26 Eylül 2016 Pazartesi

Hipermetrop

Müslüman dindar bir kadındır Cihan Aktaş. Denk geldikçe de okurum yazılarını. Bir tweet atmış. Der ki: “Günde en az 40 kez ‘Allah'ım bizi doğru yola ilet’ diye yakaran insanın ‘doğru yol kesinlikle benim gittiğim’ demesi nasıl mümkün olabilir?”
Böyle düşünen İslamî muhafazakâr, entelektüel insanlar da var bu camiada. Bu topraklarda böyle bir İslamî gelenek de var. Şeyh Bedrettin, Alevî değil, Sünnî İslam yorumundan gelmektedir mesela. Özellikle belirttim. Bedrettin'in fıkıh çalışmaları kimilerine göre hâlâ en iyi fıkıh çalışmalarıdır.
Şeyh Bedrettin, Börklüce Mustafa ve Torlak Kemal, bu topraklarda başka bir İslam'ın peşinden giden isyancı dinî liderler. İlki Sünnî dinî lider, ikincisi Alevî bir siyasi lider, üçüncüsü ilk adı Manisalı Samuel olan, Yahudilikten İslamiyet’e ihtida etmiş bir derviş. Muhteşem bir uyum.
Bu adamlar hakkında sempozyum düzenleyen sol camia, akşam içki masasında dine küfür edecek kadar kafa karışıklığına sahip.
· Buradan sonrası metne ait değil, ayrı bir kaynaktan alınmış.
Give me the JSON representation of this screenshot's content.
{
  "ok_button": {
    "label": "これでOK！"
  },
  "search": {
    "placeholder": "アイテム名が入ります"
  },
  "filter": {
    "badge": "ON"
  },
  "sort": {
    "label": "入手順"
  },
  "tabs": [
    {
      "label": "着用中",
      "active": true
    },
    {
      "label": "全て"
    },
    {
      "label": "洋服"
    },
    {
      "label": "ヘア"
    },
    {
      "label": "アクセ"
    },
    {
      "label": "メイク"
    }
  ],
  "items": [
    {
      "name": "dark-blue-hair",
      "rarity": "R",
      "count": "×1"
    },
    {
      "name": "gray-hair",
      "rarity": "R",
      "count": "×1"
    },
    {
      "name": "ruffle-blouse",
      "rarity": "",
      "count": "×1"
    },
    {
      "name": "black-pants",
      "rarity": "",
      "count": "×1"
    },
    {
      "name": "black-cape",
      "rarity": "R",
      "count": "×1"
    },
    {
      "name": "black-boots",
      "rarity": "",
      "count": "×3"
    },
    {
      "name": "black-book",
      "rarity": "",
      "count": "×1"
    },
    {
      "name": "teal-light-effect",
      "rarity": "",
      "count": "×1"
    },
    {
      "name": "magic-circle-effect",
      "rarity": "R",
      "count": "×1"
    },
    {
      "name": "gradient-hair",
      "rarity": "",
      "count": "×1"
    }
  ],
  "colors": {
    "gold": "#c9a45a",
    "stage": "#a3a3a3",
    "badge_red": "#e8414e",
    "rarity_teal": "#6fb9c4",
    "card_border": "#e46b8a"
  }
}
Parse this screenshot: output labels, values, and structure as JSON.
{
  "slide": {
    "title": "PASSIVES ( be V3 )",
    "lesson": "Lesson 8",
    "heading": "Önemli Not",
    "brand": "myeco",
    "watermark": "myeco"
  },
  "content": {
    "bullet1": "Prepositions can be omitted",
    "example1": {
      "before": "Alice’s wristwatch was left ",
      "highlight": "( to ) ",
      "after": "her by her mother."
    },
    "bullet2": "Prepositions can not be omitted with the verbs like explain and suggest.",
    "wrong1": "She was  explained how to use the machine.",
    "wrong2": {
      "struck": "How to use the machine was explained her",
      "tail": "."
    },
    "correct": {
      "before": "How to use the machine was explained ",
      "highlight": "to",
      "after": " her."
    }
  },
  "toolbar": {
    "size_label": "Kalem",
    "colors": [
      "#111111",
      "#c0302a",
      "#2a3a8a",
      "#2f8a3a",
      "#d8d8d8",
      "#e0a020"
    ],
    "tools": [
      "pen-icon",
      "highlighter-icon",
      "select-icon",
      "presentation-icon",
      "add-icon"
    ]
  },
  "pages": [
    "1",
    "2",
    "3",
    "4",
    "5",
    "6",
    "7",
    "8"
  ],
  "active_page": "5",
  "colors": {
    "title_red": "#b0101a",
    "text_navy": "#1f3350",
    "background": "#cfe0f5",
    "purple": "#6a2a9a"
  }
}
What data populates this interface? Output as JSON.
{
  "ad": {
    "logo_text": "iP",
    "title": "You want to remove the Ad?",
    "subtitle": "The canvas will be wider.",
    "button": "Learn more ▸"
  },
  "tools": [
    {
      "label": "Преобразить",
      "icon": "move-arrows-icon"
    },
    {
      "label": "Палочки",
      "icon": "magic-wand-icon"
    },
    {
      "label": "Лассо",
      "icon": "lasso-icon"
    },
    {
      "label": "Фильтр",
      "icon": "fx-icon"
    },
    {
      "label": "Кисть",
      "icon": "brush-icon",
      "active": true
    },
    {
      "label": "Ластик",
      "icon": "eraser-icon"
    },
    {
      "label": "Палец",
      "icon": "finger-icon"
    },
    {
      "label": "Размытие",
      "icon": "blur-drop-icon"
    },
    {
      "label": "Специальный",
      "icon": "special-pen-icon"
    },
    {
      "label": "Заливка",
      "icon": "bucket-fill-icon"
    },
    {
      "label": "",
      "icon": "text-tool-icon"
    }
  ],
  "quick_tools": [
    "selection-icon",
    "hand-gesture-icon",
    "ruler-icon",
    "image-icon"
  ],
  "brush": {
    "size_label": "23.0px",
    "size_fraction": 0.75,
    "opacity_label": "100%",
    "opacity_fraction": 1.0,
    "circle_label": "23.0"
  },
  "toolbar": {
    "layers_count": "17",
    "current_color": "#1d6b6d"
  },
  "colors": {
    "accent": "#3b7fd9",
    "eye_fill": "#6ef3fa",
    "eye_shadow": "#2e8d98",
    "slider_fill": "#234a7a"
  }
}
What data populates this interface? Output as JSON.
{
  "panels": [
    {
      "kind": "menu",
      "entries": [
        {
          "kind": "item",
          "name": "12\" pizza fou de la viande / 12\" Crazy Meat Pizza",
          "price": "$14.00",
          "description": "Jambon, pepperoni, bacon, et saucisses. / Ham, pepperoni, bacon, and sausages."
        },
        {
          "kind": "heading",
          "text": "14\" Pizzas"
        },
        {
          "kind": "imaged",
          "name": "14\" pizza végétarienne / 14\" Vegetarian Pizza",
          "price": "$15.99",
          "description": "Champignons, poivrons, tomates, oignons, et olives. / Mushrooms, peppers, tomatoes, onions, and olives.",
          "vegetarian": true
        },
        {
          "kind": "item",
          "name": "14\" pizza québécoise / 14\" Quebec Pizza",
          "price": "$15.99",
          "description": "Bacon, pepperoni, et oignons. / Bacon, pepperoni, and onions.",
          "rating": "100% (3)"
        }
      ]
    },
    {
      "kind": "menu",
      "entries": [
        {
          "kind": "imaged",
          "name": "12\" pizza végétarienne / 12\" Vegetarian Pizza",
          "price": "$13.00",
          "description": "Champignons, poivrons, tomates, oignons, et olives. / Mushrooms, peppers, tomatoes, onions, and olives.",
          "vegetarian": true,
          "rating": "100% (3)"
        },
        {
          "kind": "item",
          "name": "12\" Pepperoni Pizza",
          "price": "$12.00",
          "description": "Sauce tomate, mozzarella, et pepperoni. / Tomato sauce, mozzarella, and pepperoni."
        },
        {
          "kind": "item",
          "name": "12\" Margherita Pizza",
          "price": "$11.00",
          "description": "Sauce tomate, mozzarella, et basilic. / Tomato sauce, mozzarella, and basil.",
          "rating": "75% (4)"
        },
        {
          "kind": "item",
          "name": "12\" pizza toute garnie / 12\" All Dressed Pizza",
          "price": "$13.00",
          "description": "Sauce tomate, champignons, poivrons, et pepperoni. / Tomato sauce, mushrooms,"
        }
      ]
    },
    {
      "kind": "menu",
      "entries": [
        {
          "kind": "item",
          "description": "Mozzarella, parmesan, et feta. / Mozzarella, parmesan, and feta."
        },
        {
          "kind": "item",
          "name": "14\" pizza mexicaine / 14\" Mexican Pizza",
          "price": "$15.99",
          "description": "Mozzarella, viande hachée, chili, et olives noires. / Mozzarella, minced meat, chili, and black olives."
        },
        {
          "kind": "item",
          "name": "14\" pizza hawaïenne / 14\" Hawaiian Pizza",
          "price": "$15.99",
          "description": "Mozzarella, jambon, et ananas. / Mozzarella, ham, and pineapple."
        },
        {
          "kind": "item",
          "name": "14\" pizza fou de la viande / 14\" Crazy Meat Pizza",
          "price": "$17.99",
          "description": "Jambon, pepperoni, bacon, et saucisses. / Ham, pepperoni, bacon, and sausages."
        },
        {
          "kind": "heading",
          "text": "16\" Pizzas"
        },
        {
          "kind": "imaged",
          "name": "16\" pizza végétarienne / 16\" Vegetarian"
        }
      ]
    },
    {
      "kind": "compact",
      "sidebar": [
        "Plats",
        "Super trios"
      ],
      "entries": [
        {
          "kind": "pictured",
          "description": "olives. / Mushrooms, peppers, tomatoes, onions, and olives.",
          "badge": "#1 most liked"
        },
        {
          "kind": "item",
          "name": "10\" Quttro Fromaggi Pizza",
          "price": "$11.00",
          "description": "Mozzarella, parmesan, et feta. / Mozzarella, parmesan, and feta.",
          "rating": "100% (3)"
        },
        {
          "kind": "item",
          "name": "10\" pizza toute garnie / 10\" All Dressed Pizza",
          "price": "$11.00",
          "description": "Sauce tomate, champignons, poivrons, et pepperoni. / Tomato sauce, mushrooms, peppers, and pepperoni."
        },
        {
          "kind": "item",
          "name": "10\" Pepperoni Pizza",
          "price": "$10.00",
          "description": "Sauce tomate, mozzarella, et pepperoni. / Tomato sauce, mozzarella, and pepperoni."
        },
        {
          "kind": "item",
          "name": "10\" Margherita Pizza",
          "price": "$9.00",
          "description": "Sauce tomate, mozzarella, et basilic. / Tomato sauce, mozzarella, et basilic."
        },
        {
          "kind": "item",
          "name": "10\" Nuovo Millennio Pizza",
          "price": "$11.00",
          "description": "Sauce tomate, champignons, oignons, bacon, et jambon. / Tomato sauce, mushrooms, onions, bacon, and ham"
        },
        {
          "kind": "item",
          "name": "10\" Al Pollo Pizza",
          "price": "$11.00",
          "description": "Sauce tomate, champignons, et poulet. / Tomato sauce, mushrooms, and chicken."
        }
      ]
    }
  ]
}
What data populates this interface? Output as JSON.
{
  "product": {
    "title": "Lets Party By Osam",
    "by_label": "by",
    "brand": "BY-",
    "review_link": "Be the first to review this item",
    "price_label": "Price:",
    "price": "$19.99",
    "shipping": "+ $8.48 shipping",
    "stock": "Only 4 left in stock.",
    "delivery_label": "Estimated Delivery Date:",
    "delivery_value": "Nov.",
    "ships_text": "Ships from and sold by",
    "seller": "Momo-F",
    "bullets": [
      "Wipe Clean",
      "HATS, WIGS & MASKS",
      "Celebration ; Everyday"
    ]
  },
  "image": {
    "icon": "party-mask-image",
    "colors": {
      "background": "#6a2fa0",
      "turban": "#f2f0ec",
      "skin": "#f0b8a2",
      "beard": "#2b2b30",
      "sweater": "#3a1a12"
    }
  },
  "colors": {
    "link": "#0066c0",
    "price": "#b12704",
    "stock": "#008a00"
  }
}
Latin Amerika'daki kurtuluş teolojisi üzerine kitaplar yayınlar bir sol yayınevi mesela. Sonra aynı yayınevi ile bağlantılı gazetenin yazı işleri müdürü “dini ne anlayacağız kardeşim, bizi yakanlardır bunlar” mealinde bir tweet atar.
Latin Amerika'da Hristiyanlığın farklı bir yorumuna methiyeler yaz, sonra da burada dindarlara “gerici, yobaz” her türlü yaftayı yapıştır. Kalıtsallaşmış hipermetrop sorunumuz var.
Doğrudur, böyle bir İslam da var memlekette. Siyasal İslam tam da buna karşılık geliyor belki de. Derdim, bunları aklamak değil, iktidar da böyle bir İslam anlayışından besleniyor.
“Emevî İslam’ı” ve “devlet İslam’ı” böyle bir tanımlama mesela. Onlarla zaten bir mesafe koymak gerektiğini düşünüyorum.
Fakat Anadolu İslamı'nda başka bir damar da var. Bu damarı yakalamak lazım. Evet yüzlerce yıldır devletin İslam anlayışına göre zehirlenen beyinler var. Belki onlarla uğraşamayız. Gerek de yok zaten. Fakat artık solun kendine bir bakması gerekiyor. Siyasal İslam denen terane iktidarın çirkinliğini olabildiğince içinde barındıran düşünce yaktı, yıktı, kesti de sol hiç mi yapmadı?
En ufak bir lider eleştirisini dahi örgüt içi infazlarla halleden, “bavul cinayetleri” ismi ile cinayet tarihine yeni sıfatlar kazandıran, yıllarca beraber mücadele ettiği dostları tasfiye edildiğinde haysiyet cellatlığı yapan ya da mesela Stalin'i baş tacı eden bir sol da var bu memlekette.
Reel Sosyalizm deneyiminden sonra “gerçek sosyalizm bu değil” deme kolaycılığını gösteren sol, “gerçek İslam bu değil” diyenlere neden alaycı bakar?
Bir düşüncenin modern zamanlarda ortaya çıkması, ona inananları gerici olmaktan kurtaramaz. Memleket Marksistlerinin büyük bir kısmı bu anlamda gericidir.
Yani demem o ki temas etmek lazım Müslüman birey ile. Yoksa bu karanlıkta, bu zulüm ikliminde hep birlikte boğulacağız.